As I write this I will be forced to undertake a 14 day quarantine, but it is a mark of my determination to walk this path that I am willing to voluntarily be a true prisoner for two weeks. I will only be allowed to leave my place of quarantine for food and medicine – no walkies, not even around the block, and there’s a good chance the UK authorities will check me to make sure I’m complying their rules.

Luckily, we live in the age of Netflix, and being a creative guy, I’m pretty fun most of the time, so as long as I have Wi-Fi, I’ll be a pretty happy camper. I’m also going to try yoga and maybe learn to dance through the magic of YouTube, because I don’t know of any other way to do indoor cardio! Once I’m through the test of quarantine I’ll take some undecided mode of transport to Scotland and spend a few days day hiking to get some leg fun back before starting my hike through the SNT to Kirk Yethom.

Aww my first hike

Not new to Scotland

There are a lot of things I look forward to on this trail, so much in fact that it’s hard to pick anything specific (although being able to gorge on cheese and onion pastries at Gregg’s is closer again). While I don’t really have any long rides to my name to help me complete this course, this isn’t my first rodeo as Scotland has already called me. In 2018, I completed a trek through the West Highland Way in seven days and came face to face with earth’s favorite pastime: bad weather. I took to calling Scotland The Land of Rain (you won’t suffer from lack of water there) and became deeply suspicious of weather forecasters. I was excited just to see the smallest blue speck above my head, and almost every night there was a crazy wind unless I camped somewhere well sheltered. The placement of the tent (as well as the waterproof equipment) is essential!

Why I hike the SNT

I hike the Scottish National Trail to fix my mind; for me there is no better time to hike than now. If I have to rebook my flights, I will, and I’m even prepared to postpone until April 2021 if I have to. This last game of 2020 I became a mentally ill 30 year old my mind was sick after a traumatic year caring for a gravely ill mother and half a decade in a low paying retail job that got me nowhere go. Last fall I felt myself slipping into dark places I didn’t want to go, so on the advice of my doctor I started taking antidepressants which I believe saved my life, du less for now.

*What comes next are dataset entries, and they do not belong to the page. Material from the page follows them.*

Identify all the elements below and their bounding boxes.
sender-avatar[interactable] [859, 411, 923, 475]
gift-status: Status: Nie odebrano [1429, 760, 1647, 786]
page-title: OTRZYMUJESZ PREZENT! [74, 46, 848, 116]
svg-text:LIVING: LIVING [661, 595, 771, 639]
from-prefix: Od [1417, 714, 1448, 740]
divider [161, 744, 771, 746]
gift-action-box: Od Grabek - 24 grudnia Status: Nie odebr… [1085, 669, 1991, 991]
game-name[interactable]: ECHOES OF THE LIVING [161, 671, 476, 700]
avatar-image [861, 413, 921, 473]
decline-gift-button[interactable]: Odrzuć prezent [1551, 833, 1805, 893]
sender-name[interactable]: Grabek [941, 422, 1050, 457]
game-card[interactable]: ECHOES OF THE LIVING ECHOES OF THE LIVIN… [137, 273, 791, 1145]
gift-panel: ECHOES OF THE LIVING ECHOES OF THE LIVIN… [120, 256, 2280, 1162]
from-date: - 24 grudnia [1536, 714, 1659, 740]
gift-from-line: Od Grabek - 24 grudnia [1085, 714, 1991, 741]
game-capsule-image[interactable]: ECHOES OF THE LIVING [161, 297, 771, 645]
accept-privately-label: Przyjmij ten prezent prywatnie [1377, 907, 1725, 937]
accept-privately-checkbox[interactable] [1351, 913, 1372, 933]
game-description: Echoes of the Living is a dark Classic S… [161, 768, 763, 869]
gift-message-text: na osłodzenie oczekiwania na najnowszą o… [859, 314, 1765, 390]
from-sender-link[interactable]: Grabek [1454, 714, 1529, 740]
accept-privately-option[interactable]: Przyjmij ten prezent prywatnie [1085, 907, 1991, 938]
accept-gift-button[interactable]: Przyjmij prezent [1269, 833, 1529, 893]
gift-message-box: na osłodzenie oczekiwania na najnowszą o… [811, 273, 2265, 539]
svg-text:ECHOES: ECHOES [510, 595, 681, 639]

I believe this solo hike will help my confidence grow and help me find the courage to succeed not only professionally, but in life. I hope this hike will help eliminate my need for medication as a safety crutch. Social anxiety is a dragon I’m determined to slay, and I don’t think there’s a better way to do that than to hunt a unicorn (which is Scotland’s awesome national animal).

And in case you were wondering how the sad story of my 2019 ended, well it ended with my beloved mother coming home for Christmas thanks to an amazing general surgeon and his team that saved his life. She has now returned to avid hiking, video games, gardening and being a real dynamo working on the cabin she has been building with my dad for five years. She’s a badass and I couldn’t be more proud of her. Despite the many daunting obstacles she faced, she rides and her trials are another inspiration for my ride. I want to enjoy my sound body while I still have it, so that when I’m old, and maybe a little grumpy, I can say in my coaxing old lady’s voice, “When I was young, I traveled the vertical length of Scotland.”

Hopefully a few other long trails too.